The difficulty comes from the low number of actions each player can do per turn, along with how quickly the fire meter ratchets up. Players can take two actions per turn: move your agent around the globe, foster new relationships in your current location, or attempt to acquire intel. The latter move is a dice roll. Those rolls are bolstered by having more relationships in a certain zone, by having fellow agents in that same zone (if they offer a specific "colocator" bonus), by having bonus cards, and by how good your relationship is with a specific agency.
Let me be blunt: These boosts and bonuses are not doled out in ways that game designers would call "fair." This game is hard. That's how Clopper likes it.

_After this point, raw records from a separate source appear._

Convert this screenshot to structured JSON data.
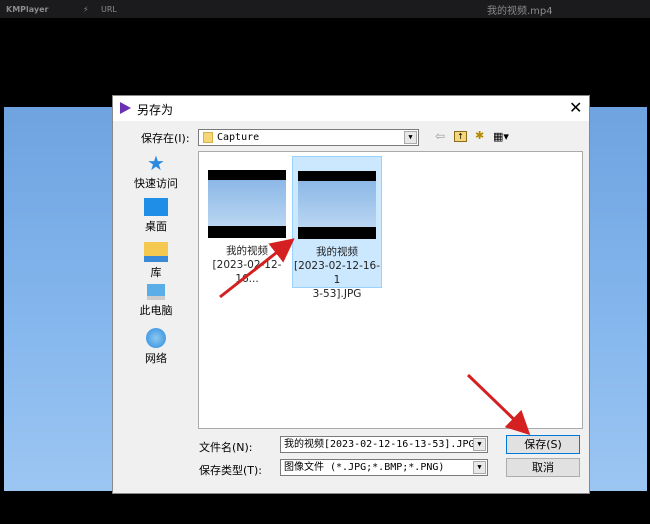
{
  "player": {
    "app_name": "KMPlayer",
    "url_label": "URL",
    "file_title": "我的视频.mp4"
  },
  "dialog": {
    "title": "另存为",
    "save_in_label": "保存在(I):",
    "save_in_value": "Capture",
    "sidebar": [
      {
        "label": "快速访问",
        "icon": "star-icon"
      },
      {
        "label": "桌面",
        "icon": "desktop-icon"
      },
      {
        "label": "库",
        "icon": "library-folder-icon"
      },
      {
        "label": "此电脑",
        "icon": "computer-icon"
      },
      {
        "label": "网络",
        "icon": "network-icon"
      }
    ],
    "files": [
      {
        "line1": "我的视频",
        "line2": "[2023-02-12-16...",
        "selected": false
      },
      {
        "line1": "我的视频",
        "line2": "[2023-02-12-16-1",
        "line3": "3-53].JPG",
        "selected": true
      }
    ],
    "filename_label": "文件名(N):",
    "filename_value": "我的视频[2023-02-12-16-13-53].JPG",
    "filetype_label": "保存类型(T):",
    "filetype_value": "图像文件 (*.JPG;*.BMP;*.PNG)",
    "save_button": "保存(S)",
    "cancel_button": "取消"
  },
  "colors": {
    "accent": "#cce8ff",
    "arrow": "#d42020",
    "logo": "#6b2fb3"
  }
}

"This game is really about value of collaboration," Clopper says. "We saw [game sessions] where people took the time to talk to one another, talk about your [individual] capability, how we can work together, or thought ahead, strategized, 'I go first, you go next.' They tended to win. The tables where someone would go on their own and do what they wanted, or do their own thing, or didn't collaborate until too late, they couldn’t catch up to the crises. It was a simulation of what we do, but also teaching the importance of working together."
Thanks to detailed cards about department descriptions, our civilian test group was able to squeak some fun out of this game by role-playing. I enjoyed knowing that one of my turns revolved around me working as a political analyst in collaboration with the CIA's Department of Operations. I peppered my table-talk with descriptions of my very "clandestine" efforts in Palestine.